As we who practice in this area know well, emotions run highest when they involve family matters. Attorneys are not immune to those emotions. Some would argue that our declining level of civility is the problem the policy is meant to resolve. We may argue for a consistent policy in all courts. For example, certain courts, such as Suffolk County and Essex County, allow attorneys access without going through the metal detectors. Judge DiGangi's decision provides for a very high level of security in the building, protecting us all.

While the effects of this policy change was first being felt, Judge Carey received a regular stream of e-mails documenting wait times and conditions. She monitored these closely and was fully engaged in seeking a solution. The court obtained a second metal detector, which is now fully operational and in use during the early morning rush.

Court employees have banded together to provide adequate staffing for the additional machine. In general, lines are much shorter and wait times to enter the building average under 10 minutes. Both Judge Carey and Judge DiGangi are committed to hearing, and addressing if possible, legitimate complaints and concerns from members of the bar.

This improvement is hardly an optimal outcome. The illness or other absence of a single court employee now has a tremendous effect. Ensuring the safety and well-being of those waiting outside is an ongoing concern of court officials.

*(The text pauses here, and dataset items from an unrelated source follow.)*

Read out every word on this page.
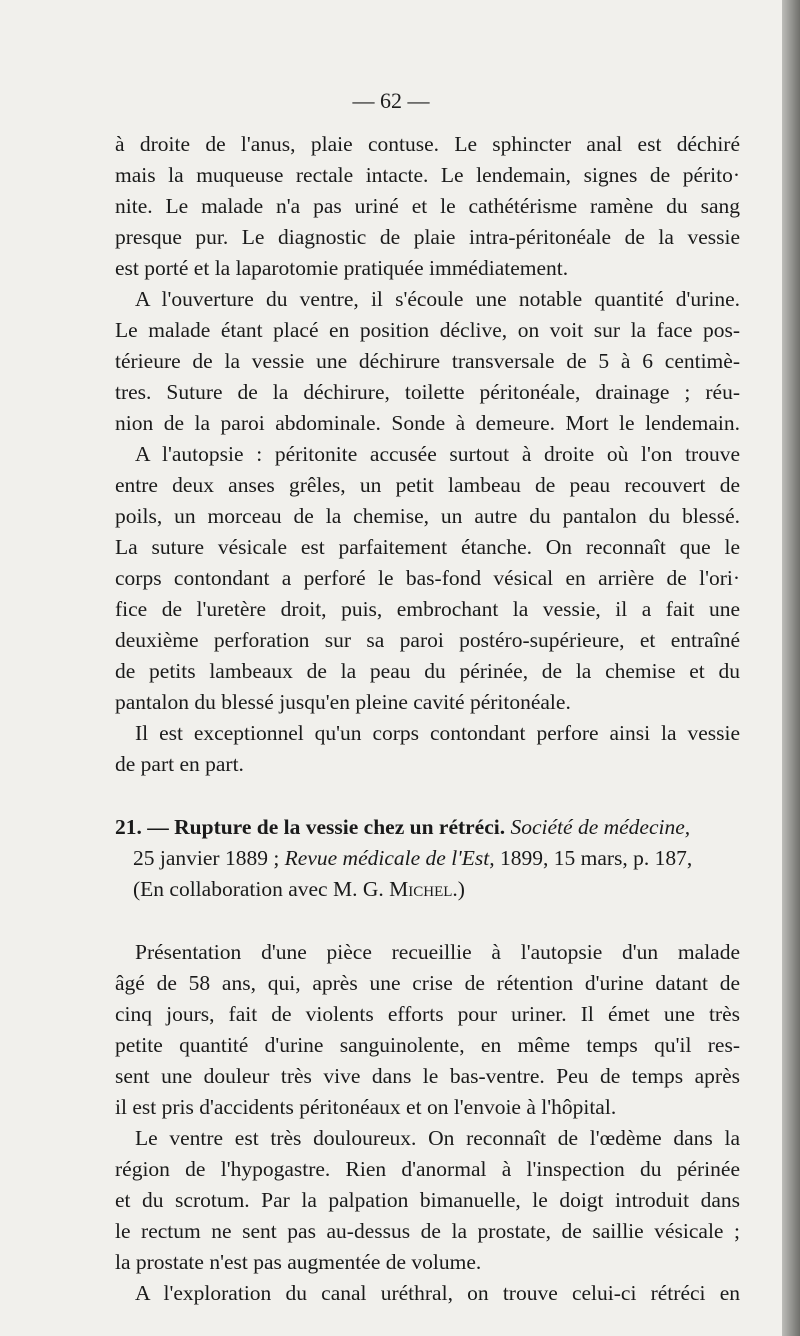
— 62 —
à droite de l'anus, plaie contuse. Le sphincter anal est déchiré
mais la muqueuse rectale intacte. Le lendemain, signes de périto·
nite. Le malade n'a pas uriné et le cathétérisme ramène du sang
presque pur. Le diagnostic de plaie intra-péritonéale de la vessie
est porté et la laparotomie pratiquée immédiatement.
A l'ouverture du ventre, il s'écoule une notable quantité d'urine.
Le malade étant placé en position déclive, on voit sur la face pos-
térieure de la vessie une déchirure transversale de 5 à 6 centimè-
tres. Suture de la déchirure, toilette péritonéale, drainage ; réu-
nion de la paroi abdominale. Sonde à demeure. Mort le lendemain.
A l'autopsie : péritonite accusée surtout à droite où l'on trouve
entre deux anses grêles, un petit lambeau de peau recouvert de
poils, un morceau de la chemise, un autre du pantalon du blessé.
La suture vésicale est parfaitement étanche. On reconnaît que le
corps contondant a perforé le bas-fond vésical en arrière de l'ori·
fice de l'uretère droit, puis, embrochant la vessie, il a fait une
deuxième perforation sur sa paroi postéro-supérieure, et entraîné
de petits lambeaux de la peau du périnée, de la chemise et du
pantalon du blessé jusqu'en pleine cavité péritonéale.
Il est exceptionnel qu'un corps contondant perfore ainsi la vessie
de part en part.
21. — Rupture de la vessie chez un rétréci. Société de médecine,
25 janvier 1889 ; Revue médicale de l'Est, 1899, 15 mars, p. 187,
(En collaboration avec M. G. Michel.)
Présentation d'une pièce recueillie à l'autopsie d'un malade
âgé de 58 ans, qui, après une crise de rétention d'urine datant de
cinq jours, fait de violents efforts pour uriner. Il émet une très
petite quantité d'urine sanguinolente, en même temps qu'il res-
sent une douleur très vive dans le bas-ventre. Peu de temps après
il est pris d'accidents péritonéaux et on l'envoie à l'hôpital.
Le ventre est très douloureux. On reconnaît de l'œdème dans la
région de l'hypogastre. Rien d'anormal à l'inspection du périnée
et du scrotum. Par la palpation bimanuelle, le doigt introduit dans
le rectum ne sent pas au-dessus de la prostate, de saillie vésicale ;
la prostate n'est pas augmentée de volume.
A l'exploration du canal uréthral, on trouve celui-ci rétréci en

It is to be hoped that no one waiting would object to an elderly or disabled person, or a person with an infant or young child, jumping to the front of the line, particularly in bad weather. Litigants who are parties to a restraining order may step out of line to wait for a safer moment to enter the building. They may call the judicial secretaries' office or the register's office to inform the court about the delay. We, as officers of the court, should promote courtesy and patience among those waiting and provide support to those who need help.

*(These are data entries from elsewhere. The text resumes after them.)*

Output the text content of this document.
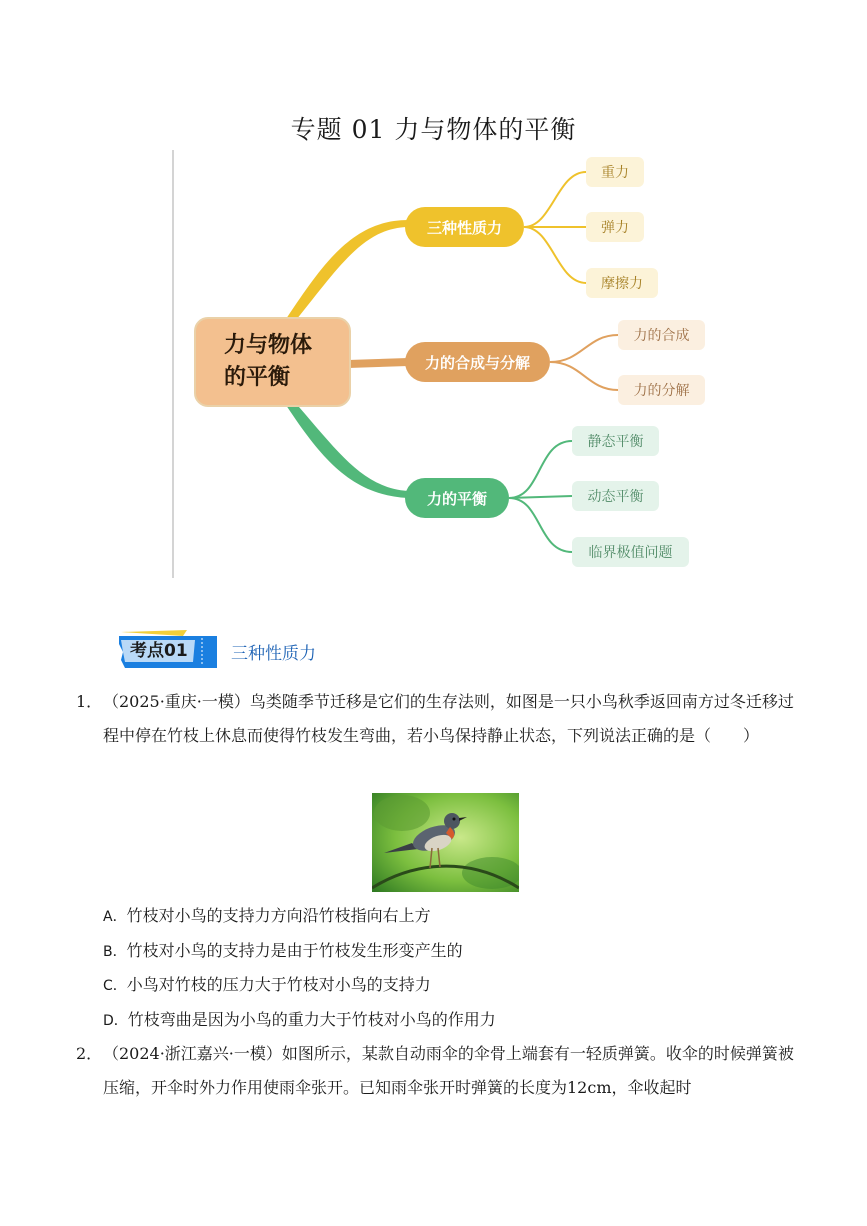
专题 01 力与物体的平衡
力与物体
的平衡
三种性质力
力的合成与分解
力的平衡
重力
弹力
摩擦力
力的合成
力的分解
静态平衡
动态平衡
临界极值问题
考点01	三种性质力
1． （2025·重庆·一模）鸟类随季节迁移是它们的生存法则，如图是一只小鸟秋季返回南方过冬迁移过程中停在竹枝上休息而使得竹枝发生弯曲，若小鸟保持静止状态，下列说法正确的是（　　）
A．竹枝对小鸟的支持力方向沿竹枝指向右上方
B．竹枝对小鸟的支持力是由于竹枝发生形变产生的
C．小鸟对竹枝的压力大于竹枝对小鸟的支持力
D．竹枝弯曲是因为小鸟的重力大于竹枝对小鸟的作用力
2． （2024·浙江嘉兴·一模）如图所示，某款自动雨伞的伞骨上端套有一轻质弹簧。收伞的时候弹簧被压缩，开伞时外力作用使雨伞张开。已知雨伞张开时弹簧的长度为12cm，伞收起时
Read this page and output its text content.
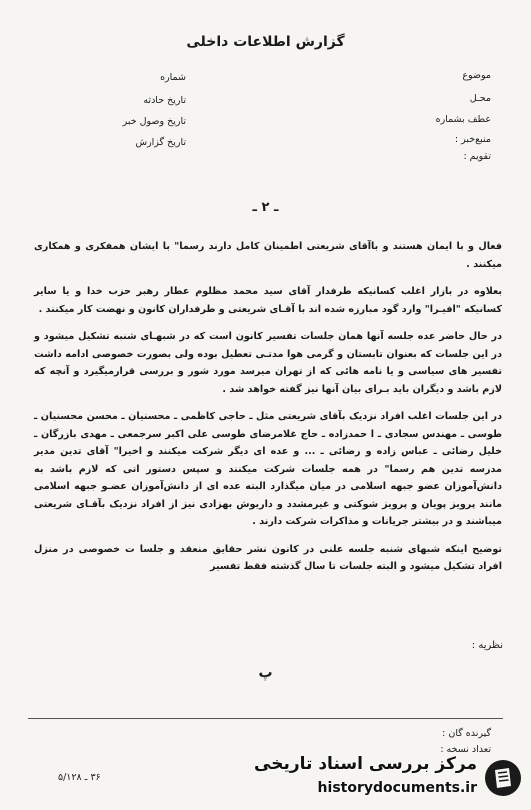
گزارش اطلاعات داخلی
موضوع
محـل
عطف بشماره
منبع‌خبر :
تقویم :
شماره
تاریخ حادثه
تاریخ وصول خبر
تاریخ گزارش
ـ ۲ ـ

فعال و با ایمان هستند و باآقای شریعتی اطمینان کامل دارند رسما" با ایشان همفکری و همکاری میکنند .

بعلاوه در بازار اغلب کسانیکه طرفدار آقای سید محمد مظلوم عطار رهبر حزب خدا و یا سایر کسانیکه "افیـرا" وارد گود مبارزه شده اند با آقـای شریعتی و طرفداران کانون و نهضت کار میکنند .

در حال حاضر عده جلسه آنها همان جلسات تفسیر کانون است که در شبهـای شنبه تشکیل میشود و در این جلسات که بعنوان تابستان و گرمی هوا مدتـی تعطیل بوده ولی بصورت خصوصی ادامه داشت تفسیر های سیاسی و یا نامه هائی که از تهران میرسد مورد شور و بررسی قرارمیگیرد و آنچه که لازم باشد و دیگران باید بـرای بیان آنها نیز گفته خواهد شد .

در این جلسات اغلب افراد نزدیک بآقای شریعتی مثل ـ حاجی کاظمی ـ محسنیان ـ محسن محسنیان ـ طوسی ـ مهندس سجادی ـ ا حمدزاده ـ حاج غلامرضای طوسی علی اکبر سرجمعی ـ مهدی بازرگان ـ خلیل رضائی ـ عباس زاده و رضائی ـ ... و عده ای دیگر شرکت میکنند و اخیرا" آقای تدین مدیر مدرسه تدین هم رسما" در همه جلسات شرکت میکنند و سپس دستور اتی که لازم باشد به دانش‌آموزان عضو جبهه اسلامی در میان میگذارد البته عده ای از دانش‌آموزان عضـو جبهه اسلامی مانند پرویز پویان و پرویز شوکتی و غیرمشدد و داریوش بهزادی نیز از افراد نزدیک بآقـای شریعتی میباشند و در بیشتر جریانات و مذاکرات شرکت دارند .

توضیح اینکه شبهای شنبه جلسه علنی در کانون نشر حقایق منعقد و جلسا ت خصوصی در منزل افراد تشکیل میشود و البته جلسات تا سال گذشته فقط تفسیر

نظریه :
پ
گیرنده گان :
تعداد نسخه :
۳۶ ـ ۵/۱۲۸
مرکز بررسی اسناد تاریخی
historydocuments.ir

The line is only one symptom of the distress felt in completely under-funded courts. Staff members have the pressures of new tasks, such as document scanning and data entry, in addition to accepting filings from the increasing number of pro se litigants. Judges are forced to undertake secretarial tasks, causing significant delays. We cannot be surprised that we, too, are inconvenienced. We have the justice system, from the front door to the judge's lobby, that we pay for.